Неприятности заразны, особенно для начальства. Со мной сейчас как с зачумленной, ну не то чтобы совсем, но все-таки лучше не надо. Особенно в гости приходить…
– Спасибо тебе, Лева, – сказала она вслух.
– А? – Лев Семенович звякнул ложечкой о край чашки.
– Что поддержал. А то надо с кем-то посоветоваться, а ведь мало с кем можно.
– Да, – сказал Лев Семенович, – да… Ты знаешь, Ледочка, – он оглянулся на молчащий телефон, – очень между нами… неприятная ситуация. Ну, перед самыми Октябрьскими, да еще эта Олимпиада, будь она неладна! Они сейчас так боятся всяких инцидентов. Так что там, – он поднял палец, – пока решили наверх не сообщать. Тем более достоверно не установлено, по вашей ли это части.
– Совершенно очевидно, Лева, что это по нашей части, – печально сказала Петрищенко.

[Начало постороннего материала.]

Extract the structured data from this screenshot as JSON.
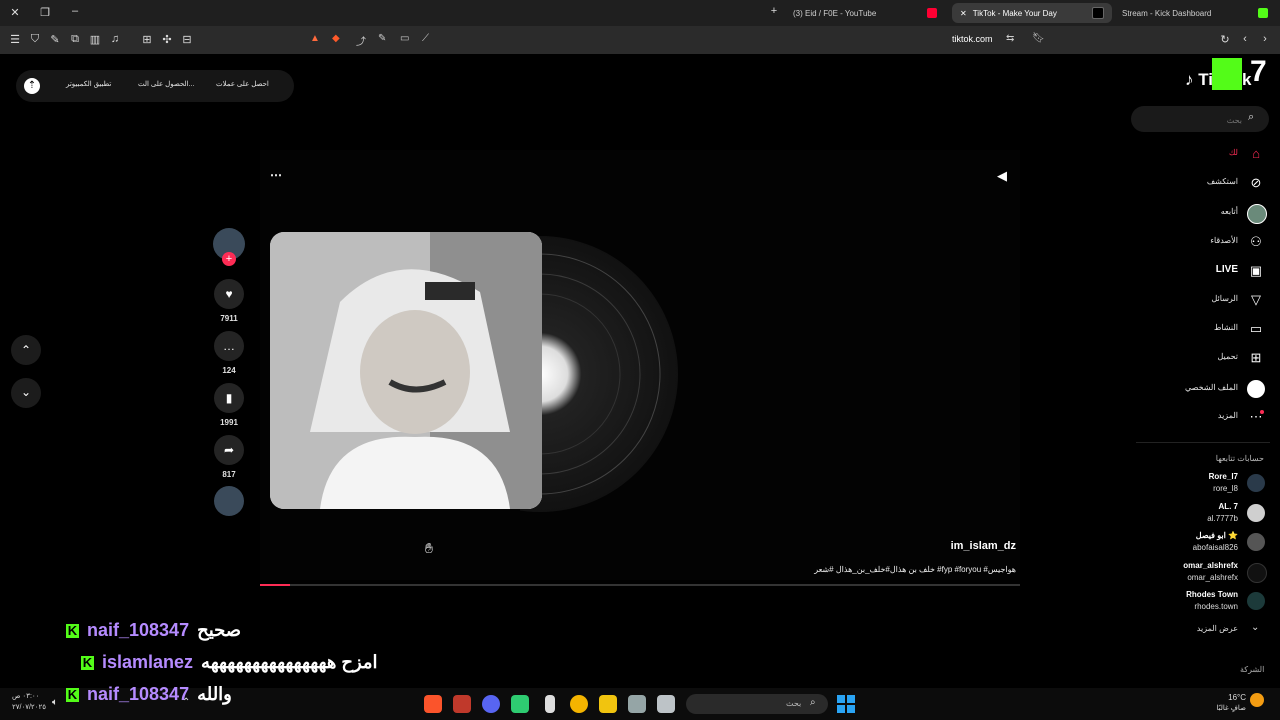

– Халатность, повлекшая за собой смертельный исход, это очень плохо, Ледочка. Но, если честно, все эти ваши методы, если честно… кустарщина какая-то, одно сплошное мракобесие. Будем надеяться, все же совпадение. Крайний всегда виноват, а под тебя, между нами, давно копают, не будем говорить кто…
Опять, подумала Петрищенко. Все знают, одна я не знаю. Вот же стерва, господи прости. Халатность. Смертельный исход. Это…
Маму жалко. И Ляльку.
– Что же делать, Лева? – спросила она печально, кроша печенье.